We returned from PMETAL’s 1Q18 Results Briefing with our long-term positive outlook intact, in view of its capacity expansion track and improving cost outlook. However, active volatility and short-term cost pressure may limit earnings growth in 1H18. No change to our FY18-19E CNP of RM720m-1.01b. Maintain MARKET PERFORM with unchanged TP of RM5.00.
Expanding product mix. From Press Metal Aluminum Holdings Berhad (PMETAL) 1Q18 Analysts Briefing, we gather that despite a challenging market outlook, long-term earnings prospects remain positive in view of continued expansion and better cost stability towards 2H18. Based on our recent plant visit to the Samalaju smelting complex, we understand that PMETAL has recently added new casting lines for wire rods and billets, expanding wire rod production capacity to 48k MT (from 24k MT in 2017) and billet production capacity to 240k MT (previously 120k in the Mukah plant).

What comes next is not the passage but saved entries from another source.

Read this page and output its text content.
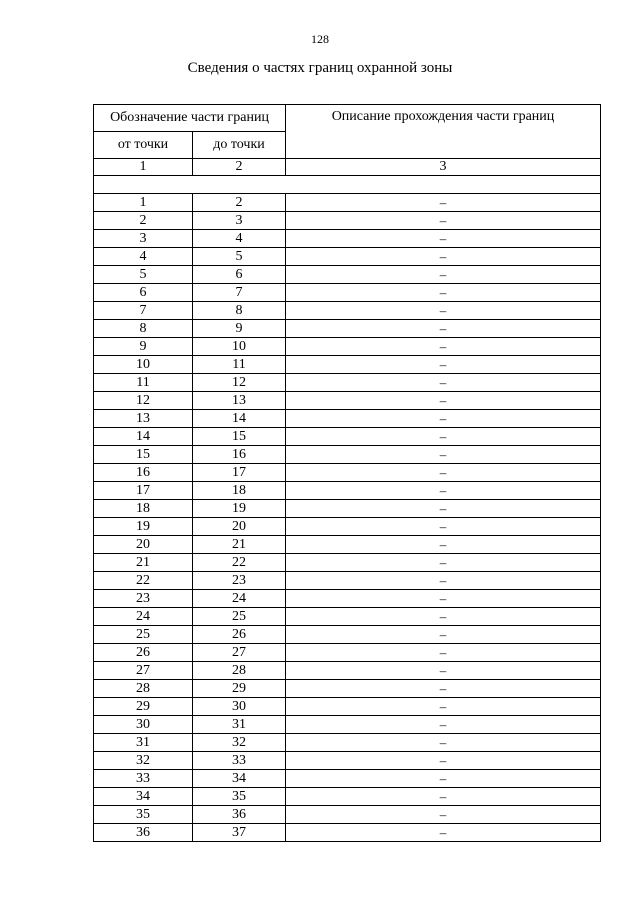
128
Сведения о частях границ охранной зоны
Обозначение части границ		Описание прохождения части границ
от точки	до точки	
1	2	3

1	2	–
2	3	–
3	4	–
4	5	–
5	6	–
6	7	–
7	8	–
8	9	–
9	10	–
10	11	–
11	12	–
12	13	–
13	14	–
14	15	–
15	16	–
16	17	–
17	18	–
18	19	–
19	20	–
20	21	–
21	22	–
22	23	–
23	24	–
24	25	–
25	26	–
26	27	–
27	28	–
28	29	–
29	30	–
30	31	–
31	32	–
32	33	–
33	34	–
34	35	–
35	36	–
36	37	–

By year-end, management hopes to raise wire rod capacity to 200k MT, inclusive of 80k MT from the Feb-18 bolt-on acquisition of Leader Universal Aluminum (Leader).
Logistics streamlined. Aside from the value-add upgrades, PMETAL has also streamlined its logistics flow, with the completion of its new conveyor belt that directly transports alumina from bulk transports berthed at the Samalaju Port directly into its own silos. Management had previously estimated USD8-10/MT savings with the use of the conveyor belt (previously bulk alumina was trucked to Samalaju from Bintulu Port) which, with PMETAL’s port throughput of c.2m MT/year, should result in cost savings of c.RM16-20m annually directly benefiting the bottom line from 2Q18 onwards.

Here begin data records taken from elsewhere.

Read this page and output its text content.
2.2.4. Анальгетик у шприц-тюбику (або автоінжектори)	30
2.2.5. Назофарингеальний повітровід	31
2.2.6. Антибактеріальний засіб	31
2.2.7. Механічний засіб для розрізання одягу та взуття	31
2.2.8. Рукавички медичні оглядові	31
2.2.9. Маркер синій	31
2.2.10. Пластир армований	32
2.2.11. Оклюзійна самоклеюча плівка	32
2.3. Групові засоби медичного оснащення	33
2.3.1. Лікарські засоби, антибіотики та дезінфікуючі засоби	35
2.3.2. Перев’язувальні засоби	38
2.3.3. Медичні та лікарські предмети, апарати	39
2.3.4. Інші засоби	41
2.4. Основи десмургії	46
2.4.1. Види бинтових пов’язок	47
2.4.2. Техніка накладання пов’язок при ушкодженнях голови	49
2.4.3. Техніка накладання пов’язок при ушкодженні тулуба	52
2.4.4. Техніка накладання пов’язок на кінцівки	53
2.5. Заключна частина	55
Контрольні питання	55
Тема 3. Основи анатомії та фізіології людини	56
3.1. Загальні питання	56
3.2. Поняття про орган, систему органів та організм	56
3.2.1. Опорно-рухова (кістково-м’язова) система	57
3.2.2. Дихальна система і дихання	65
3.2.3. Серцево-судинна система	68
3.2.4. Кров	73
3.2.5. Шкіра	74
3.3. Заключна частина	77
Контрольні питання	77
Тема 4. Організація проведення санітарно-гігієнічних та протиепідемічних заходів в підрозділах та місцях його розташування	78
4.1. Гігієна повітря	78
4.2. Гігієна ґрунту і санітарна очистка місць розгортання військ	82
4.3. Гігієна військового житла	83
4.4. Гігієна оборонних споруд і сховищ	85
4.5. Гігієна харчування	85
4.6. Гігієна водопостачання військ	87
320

Smoothing out alumina risks. Management noted that recent supply shocks in Brazil and sanctions on Rusal have led to volatility in alumina prices, a key raw material. However, given that the alumina supply restrictions were ‘artificially’ imposed, rather than structural (i.e. no lack of bauxite scarcity), we would expect to see a pullback once these restrictions are lifted, restoring the raw material supply/demand balance. With alumina price to stabilise, the cost impact is likely to be short-term, although this will be partly mitigated by PMETAL’s cost hedging policy and measures to improve product margins. As alumina and carbon anode prices pull back, we expect PMETAL to see margin improvement in 2H18 and beyond.

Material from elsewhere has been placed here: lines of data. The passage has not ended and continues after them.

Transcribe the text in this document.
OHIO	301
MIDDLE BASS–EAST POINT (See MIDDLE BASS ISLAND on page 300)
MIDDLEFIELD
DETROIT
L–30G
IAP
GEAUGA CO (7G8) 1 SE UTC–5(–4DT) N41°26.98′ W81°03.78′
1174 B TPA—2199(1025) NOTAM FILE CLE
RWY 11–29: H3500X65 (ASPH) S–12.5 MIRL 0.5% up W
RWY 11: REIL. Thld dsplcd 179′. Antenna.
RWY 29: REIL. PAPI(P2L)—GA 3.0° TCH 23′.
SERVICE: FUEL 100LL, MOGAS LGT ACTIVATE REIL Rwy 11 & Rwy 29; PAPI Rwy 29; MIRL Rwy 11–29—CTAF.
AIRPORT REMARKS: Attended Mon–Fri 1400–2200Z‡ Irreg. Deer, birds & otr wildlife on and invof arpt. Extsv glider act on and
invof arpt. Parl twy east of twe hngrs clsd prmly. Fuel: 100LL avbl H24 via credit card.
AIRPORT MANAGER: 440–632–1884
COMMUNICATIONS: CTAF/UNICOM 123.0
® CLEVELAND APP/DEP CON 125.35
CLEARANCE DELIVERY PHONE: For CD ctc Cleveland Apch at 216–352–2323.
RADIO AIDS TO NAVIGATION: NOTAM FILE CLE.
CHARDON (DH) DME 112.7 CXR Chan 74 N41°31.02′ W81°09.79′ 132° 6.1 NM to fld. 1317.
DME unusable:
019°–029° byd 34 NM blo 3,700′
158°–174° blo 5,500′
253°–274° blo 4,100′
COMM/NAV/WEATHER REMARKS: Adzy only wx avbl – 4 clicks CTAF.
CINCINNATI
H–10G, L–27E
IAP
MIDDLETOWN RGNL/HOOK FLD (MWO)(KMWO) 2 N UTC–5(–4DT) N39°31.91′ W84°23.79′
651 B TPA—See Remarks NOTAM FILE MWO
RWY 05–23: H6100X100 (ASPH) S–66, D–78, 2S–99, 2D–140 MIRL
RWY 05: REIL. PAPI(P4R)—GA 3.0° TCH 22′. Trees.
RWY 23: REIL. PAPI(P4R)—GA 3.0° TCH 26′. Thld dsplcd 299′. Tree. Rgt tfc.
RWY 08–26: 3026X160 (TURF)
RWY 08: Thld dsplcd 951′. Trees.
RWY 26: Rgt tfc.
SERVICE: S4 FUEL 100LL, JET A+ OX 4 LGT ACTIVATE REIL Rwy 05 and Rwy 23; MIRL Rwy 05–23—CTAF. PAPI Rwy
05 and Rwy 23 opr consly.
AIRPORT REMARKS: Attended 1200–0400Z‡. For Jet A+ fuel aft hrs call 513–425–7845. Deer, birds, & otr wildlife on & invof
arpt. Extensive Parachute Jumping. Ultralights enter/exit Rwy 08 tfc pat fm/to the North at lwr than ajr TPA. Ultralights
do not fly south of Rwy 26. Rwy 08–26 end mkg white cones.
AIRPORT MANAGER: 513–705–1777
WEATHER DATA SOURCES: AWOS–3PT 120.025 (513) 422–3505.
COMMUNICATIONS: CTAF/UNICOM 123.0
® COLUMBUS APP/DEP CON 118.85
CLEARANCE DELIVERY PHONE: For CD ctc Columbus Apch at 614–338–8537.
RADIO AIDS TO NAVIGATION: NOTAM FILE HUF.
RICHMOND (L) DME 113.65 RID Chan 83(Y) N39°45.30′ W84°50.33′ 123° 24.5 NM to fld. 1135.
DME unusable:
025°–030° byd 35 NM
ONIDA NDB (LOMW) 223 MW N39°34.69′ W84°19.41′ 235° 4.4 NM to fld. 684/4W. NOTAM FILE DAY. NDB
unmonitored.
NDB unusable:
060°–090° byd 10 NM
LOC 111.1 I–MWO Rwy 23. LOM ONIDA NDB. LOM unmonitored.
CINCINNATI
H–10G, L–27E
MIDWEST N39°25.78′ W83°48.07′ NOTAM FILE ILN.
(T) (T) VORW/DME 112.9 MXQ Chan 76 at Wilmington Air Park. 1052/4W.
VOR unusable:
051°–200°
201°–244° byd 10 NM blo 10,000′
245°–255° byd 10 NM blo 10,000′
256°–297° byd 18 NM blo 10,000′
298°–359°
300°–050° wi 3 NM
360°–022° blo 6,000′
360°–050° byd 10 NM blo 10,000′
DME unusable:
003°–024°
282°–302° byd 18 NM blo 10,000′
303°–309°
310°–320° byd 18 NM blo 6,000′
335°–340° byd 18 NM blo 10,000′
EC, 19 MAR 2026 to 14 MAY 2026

Maintain FY18-19E CNP at RM720m-1.01b as we anticipate better earnings contribution in 2H18.
Reiterate MARKET PERFORM with unchanged TP of RM5.00 as we expect short-term volatility to hit 2Q18 margins. However, incoming capacity upgrades and a more stable 2H18 cost outlook should provide comfort to long-term investors. Our TP of RM5.00 is based on unchanged Fwd. PER of 19.0x applied to FY19E EPS of 27.0 sen. This reflects earnings growth of 18-40% on the basis of conservative aluminium ASP averaging USD2,000-2,100/MT in FY18-19E (Year-todate average: USD2,198/MT). With protracted aluminum price volatility on the horizon, we continue to advocate a trading view for the short-term based on news flow with a broad trading range of RM3.50 (assuming aluminium at USD1,900/MT, alumina at USD350/MT) up to RM5.60 (assuming aluminium at USD2,500/MT, alumina at USD525/MT). However, earnings outlook remains stable thanks to ASP and raw material hedging (c.40% of ASP and c.70% of alumina) albeit with stronger 2H18 prospects once its cost base stabilizes. Risks to our call include weaker-than-expected commodity prices and higher-than-expected raw material price increase.